The NBA’s salary cap projection for the 2017-18 season has dropped from $107 million to $102 million.
In a memo distributed to all 30 teams, which was obtained by Basketball Insiders, the NBA credits a “substantial increase in projected player spending for 2016-17” that will reduce the league’s projected shortfall to the players to $200 million.
Back in April, the league originally expected teams to fall below their proscribed obligation to the players of near 51 percent of Basketball Related Income (BRI) by $375 million.
For the 2015-16 season, the NBA will pay out an additional $130.9 million to players for falling below the 50.83 percent share of $2.689 billion due to the players – which, by the rules of the Collective Bargaining Agreement (CBA), helped push the 2016-17 salary up to $94.1 million.
The NBA now expects teams to spend more this season, with the higher salary cap and luxury tax threshold ($113.3 million). The league also didn’t expect quite as much high-level spending on free agents this July.

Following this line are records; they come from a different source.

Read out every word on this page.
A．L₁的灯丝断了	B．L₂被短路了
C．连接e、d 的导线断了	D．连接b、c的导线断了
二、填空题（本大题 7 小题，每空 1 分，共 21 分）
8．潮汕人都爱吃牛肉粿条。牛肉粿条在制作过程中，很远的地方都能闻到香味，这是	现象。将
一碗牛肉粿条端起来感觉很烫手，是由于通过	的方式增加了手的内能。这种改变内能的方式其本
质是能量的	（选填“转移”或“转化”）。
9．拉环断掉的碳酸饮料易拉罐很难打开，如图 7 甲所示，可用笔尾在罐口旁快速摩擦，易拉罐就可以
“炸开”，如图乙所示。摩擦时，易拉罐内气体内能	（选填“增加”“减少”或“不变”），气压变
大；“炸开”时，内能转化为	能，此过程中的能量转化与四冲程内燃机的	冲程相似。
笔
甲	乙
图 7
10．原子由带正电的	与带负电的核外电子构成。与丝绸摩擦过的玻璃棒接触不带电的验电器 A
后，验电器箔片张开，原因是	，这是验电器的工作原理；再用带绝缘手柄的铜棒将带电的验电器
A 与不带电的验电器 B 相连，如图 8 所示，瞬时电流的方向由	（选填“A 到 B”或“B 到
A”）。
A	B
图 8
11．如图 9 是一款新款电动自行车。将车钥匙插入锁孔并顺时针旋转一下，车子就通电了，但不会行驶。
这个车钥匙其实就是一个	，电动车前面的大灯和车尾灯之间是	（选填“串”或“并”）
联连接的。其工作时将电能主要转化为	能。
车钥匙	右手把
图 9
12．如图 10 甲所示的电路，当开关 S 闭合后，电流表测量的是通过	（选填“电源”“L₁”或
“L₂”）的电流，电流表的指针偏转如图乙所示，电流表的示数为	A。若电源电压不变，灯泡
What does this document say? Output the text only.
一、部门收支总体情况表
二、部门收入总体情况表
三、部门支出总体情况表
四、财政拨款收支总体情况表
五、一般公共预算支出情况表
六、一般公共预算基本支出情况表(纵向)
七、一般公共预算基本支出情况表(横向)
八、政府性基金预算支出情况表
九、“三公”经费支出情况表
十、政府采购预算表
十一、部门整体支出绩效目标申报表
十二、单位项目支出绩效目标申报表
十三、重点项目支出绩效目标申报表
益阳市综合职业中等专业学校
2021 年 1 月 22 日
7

A reduced shortfall translates to a lower expected salary cap for 2017-18. The league also projects a tax threshold of $122 million for next year.
The salary cap projects to climb to $108 million in 2018-19, $109 million in 2019-20 and $114 million in 2020-21. The tax threshold is expected to rise to $130 million, $132 million and $139 million, respectively.
Note that both the NBA and the NBA Players Association can opt out of the current CBA on December 15. Any projections beyond the 2017-18 season are based on the current rules, which could be subject to significant change in a new Collective Bargaining Agreement.
The projected maximum salaries for 2017-18, based on a $102 million cap, would near $24 million for players with less than seven years of experience, $28.8 million with seven to nine and $33.5 million for those with 10 years or more.
The current max-salary tiers are $22.1 million, $26.5 million and $31 million, respectively.